I am developing an advanced search engine using .Net where users can build their query based on several Fields:
- Title
- Content of the Document
- Date From, Date To
- From Modified Date, To modified Date
- Owner
- Location
- Other Metadata
I am using lucene to index Document Content and their Corresponding IDs. However, the other metadata resides in MS SQL DB (to avoid enlarging the index, and keep updating the index on any modification of the metadata).
How I can Perform the Search?
when any user search for a term:
- Narrow down the search results according to criteria selected by user by looking up in the SQL DB.
- Return the matching IDs to the lucene searcher web service, which search for keyword entered in the DocumnentIDs returned From the Adv Search web service.

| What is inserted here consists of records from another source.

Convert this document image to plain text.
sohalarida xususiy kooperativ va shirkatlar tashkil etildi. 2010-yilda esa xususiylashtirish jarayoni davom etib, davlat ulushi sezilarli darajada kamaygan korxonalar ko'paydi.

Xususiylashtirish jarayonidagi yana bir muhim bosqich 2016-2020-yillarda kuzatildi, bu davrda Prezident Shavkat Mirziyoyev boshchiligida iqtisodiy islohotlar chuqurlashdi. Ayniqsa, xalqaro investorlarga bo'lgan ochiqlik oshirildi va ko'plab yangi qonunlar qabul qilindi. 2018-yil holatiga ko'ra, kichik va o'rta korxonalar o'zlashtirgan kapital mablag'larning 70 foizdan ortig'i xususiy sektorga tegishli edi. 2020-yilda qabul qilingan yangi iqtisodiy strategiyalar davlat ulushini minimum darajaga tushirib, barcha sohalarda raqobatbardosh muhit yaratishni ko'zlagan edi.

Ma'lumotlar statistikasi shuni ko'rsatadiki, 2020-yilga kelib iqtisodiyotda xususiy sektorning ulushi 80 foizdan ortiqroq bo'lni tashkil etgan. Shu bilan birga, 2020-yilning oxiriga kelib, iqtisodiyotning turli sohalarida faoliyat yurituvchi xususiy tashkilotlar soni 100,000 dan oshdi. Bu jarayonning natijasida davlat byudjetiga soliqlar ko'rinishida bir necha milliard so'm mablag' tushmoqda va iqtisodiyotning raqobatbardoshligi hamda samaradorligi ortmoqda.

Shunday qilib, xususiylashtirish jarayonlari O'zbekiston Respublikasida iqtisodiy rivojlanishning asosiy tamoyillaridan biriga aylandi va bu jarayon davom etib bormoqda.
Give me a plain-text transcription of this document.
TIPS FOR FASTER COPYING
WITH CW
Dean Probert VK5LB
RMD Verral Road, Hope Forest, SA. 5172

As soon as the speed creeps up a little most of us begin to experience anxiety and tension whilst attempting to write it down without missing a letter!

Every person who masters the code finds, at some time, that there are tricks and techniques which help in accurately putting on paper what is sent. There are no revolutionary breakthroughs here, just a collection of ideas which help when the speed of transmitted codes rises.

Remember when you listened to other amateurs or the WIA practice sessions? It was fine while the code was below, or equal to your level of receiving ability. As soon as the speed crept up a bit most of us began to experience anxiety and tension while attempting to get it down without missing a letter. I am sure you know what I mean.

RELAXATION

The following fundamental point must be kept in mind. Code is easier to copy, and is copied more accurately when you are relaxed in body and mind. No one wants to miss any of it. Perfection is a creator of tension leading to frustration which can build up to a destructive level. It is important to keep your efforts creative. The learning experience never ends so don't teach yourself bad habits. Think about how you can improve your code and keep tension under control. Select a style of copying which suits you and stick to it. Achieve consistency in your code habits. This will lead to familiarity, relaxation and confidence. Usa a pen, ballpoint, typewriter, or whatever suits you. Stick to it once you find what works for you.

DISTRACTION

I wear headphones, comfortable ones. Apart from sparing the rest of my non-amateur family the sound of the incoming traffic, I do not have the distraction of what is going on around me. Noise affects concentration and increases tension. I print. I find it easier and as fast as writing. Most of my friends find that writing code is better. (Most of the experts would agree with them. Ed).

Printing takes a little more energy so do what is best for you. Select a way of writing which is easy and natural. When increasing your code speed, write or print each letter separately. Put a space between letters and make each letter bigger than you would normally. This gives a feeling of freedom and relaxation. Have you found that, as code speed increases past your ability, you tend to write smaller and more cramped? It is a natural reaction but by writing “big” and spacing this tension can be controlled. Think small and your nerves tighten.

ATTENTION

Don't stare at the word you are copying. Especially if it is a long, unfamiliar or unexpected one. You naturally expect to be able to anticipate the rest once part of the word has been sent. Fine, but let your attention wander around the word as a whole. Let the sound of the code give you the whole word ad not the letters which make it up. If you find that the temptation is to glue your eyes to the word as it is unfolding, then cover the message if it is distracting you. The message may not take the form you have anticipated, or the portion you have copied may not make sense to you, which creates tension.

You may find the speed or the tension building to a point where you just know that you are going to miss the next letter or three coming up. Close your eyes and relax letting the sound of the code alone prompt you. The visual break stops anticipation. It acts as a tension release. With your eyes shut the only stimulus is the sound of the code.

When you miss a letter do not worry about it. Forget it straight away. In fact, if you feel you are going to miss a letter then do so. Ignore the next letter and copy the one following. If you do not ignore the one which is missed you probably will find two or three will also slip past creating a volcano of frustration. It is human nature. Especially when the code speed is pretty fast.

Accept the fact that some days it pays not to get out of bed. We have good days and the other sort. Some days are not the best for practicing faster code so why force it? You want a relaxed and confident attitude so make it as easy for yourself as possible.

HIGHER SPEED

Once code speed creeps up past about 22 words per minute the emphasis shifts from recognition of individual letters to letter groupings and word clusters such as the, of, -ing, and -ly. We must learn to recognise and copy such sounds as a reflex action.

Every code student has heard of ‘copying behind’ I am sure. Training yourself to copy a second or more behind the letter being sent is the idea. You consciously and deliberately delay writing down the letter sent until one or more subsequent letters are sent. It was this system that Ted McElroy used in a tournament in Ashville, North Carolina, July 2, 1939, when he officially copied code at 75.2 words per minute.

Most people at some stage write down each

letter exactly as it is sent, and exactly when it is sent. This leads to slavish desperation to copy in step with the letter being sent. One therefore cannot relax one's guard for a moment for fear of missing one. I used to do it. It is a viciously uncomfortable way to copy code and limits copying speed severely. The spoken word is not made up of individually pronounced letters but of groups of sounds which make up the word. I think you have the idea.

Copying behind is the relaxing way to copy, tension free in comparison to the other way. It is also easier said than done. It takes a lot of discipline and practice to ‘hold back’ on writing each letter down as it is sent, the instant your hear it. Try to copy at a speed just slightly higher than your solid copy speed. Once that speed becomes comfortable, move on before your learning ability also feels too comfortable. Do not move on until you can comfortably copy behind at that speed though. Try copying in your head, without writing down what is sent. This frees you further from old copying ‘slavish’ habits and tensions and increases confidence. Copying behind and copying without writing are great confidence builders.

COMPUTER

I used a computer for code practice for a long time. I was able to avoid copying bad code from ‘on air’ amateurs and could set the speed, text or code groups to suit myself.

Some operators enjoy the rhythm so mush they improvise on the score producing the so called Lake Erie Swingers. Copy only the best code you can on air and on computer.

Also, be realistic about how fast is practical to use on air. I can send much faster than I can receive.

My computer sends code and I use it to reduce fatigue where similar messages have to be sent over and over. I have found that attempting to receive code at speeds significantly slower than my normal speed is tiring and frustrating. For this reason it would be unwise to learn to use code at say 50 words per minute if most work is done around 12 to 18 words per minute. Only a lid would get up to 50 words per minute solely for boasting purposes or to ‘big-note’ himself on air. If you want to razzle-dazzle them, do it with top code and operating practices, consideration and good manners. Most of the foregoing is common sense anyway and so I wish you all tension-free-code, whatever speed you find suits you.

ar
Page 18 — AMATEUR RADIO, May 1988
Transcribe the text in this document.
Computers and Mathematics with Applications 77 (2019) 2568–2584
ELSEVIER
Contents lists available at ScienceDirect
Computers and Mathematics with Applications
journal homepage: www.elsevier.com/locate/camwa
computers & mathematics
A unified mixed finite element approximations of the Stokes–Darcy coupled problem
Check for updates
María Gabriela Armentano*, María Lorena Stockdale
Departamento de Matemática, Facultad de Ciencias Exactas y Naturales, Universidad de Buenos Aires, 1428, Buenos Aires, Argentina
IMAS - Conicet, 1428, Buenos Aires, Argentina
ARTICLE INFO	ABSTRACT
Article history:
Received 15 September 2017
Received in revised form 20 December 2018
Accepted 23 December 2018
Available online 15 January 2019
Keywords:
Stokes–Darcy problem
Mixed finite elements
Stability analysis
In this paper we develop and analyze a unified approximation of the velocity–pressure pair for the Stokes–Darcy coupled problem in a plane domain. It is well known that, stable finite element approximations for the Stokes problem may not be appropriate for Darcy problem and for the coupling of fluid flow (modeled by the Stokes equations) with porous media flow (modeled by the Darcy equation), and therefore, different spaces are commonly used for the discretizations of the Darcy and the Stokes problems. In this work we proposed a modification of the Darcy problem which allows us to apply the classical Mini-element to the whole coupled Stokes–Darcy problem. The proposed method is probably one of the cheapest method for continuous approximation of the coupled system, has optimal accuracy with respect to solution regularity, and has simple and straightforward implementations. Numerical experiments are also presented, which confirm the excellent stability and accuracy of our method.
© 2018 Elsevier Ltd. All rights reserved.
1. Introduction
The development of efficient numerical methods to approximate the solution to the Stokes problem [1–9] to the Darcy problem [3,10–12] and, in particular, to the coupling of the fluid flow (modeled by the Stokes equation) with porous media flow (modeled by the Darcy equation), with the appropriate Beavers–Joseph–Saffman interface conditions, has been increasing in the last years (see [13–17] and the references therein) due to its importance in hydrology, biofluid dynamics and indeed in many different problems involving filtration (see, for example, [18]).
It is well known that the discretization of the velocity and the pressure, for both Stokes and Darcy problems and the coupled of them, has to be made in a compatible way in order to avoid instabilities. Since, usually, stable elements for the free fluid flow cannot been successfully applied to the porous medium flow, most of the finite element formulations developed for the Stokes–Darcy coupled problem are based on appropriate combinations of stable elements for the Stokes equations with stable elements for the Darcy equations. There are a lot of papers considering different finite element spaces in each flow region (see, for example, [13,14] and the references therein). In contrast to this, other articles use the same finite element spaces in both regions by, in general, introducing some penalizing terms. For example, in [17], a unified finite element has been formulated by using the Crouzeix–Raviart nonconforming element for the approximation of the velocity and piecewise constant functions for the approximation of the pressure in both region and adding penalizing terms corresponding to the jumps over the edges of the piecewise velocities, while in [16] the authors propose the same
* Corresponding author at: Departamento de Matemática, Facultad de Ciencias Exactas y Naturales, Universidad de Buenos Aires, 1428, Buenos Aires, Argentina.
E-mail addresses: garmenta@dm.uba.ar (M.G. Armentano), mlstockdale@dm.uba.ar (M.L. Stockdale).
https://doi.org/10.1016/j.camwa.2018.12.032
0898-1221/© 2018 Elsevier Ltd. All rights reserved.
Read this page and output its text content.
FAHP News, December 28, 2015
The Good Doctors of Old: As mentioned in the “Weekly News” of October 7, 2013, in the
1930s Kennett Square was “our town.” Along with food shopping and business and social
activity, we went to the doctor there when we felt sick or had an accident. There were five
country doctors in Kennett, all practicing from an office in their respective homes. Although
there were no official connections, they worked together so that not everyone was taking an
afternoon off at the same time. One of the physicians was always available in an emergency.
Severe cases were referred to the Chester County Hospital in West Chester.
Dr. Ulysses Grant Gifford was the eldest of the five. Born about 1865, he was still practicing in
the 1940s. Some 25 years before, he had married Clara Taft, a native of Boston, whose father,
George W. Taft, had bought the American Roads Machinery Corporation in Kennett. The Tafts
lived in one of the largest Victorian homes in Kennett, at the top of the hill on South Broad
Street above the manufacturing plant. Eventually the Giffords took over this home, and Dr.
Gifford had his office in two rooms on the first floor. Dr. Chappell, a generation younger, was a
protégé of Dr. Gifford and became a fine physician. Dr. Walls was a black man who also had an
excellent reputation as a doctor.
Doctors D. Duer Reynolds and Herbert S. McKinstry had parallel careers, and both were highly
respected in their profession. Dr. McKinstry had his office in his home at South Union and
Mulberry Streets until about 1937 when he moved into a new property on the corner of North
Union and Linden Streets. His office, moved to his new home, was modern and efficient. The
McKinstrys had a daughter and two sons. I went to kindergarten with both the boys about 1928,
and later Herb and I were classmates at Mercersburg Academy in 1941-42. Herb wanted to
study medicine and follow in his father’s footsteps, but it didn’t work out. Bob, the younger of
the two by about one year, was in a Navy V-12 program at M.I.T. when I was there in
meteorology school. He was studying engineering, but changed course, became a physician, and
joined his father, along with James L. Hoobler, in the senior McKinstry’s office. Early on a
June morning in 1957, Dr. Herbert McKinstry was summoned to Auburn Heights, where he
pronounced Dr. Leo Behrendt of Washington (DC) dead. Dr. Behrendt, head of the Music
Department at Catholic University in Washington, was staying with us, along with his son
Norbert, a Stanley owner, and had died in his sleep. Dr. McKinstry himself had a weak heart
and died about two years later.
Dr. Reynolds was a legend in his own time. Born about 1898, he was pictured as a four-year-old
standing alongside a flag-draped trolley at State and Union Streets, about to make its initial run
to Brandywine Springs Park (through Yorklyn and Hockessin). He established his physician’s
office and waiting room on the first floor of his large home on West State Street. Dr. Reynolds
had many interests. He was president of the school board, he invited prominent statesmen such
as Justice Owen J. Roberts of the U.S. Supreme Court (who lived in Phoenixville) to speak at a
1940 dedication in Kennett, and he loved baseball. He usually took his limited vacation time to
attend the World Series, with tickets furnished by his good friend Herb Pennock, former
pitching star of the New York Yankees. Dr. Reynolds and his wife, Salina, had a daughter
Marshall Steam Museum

- Then Get the relevant metadata for the Document ids (returned from lucence) by looking again in the DB.
AS you notice here, there is one lookup in DB, then Lucene, and Finally DB to get the values to be displayed in Grid.
Questions:
How can overcome this situation? I thought to begin searching lucene but this has a drawback if the Documents indexed reached 2 million. (i think narrowing down the results using the DB first have large effect on performance).
Another issue is passing IDs to lucene Search Service, how effective is passing hundred thousands of IDs? and what is the alternative solution?
I welcome any idea, so please share your thoughts.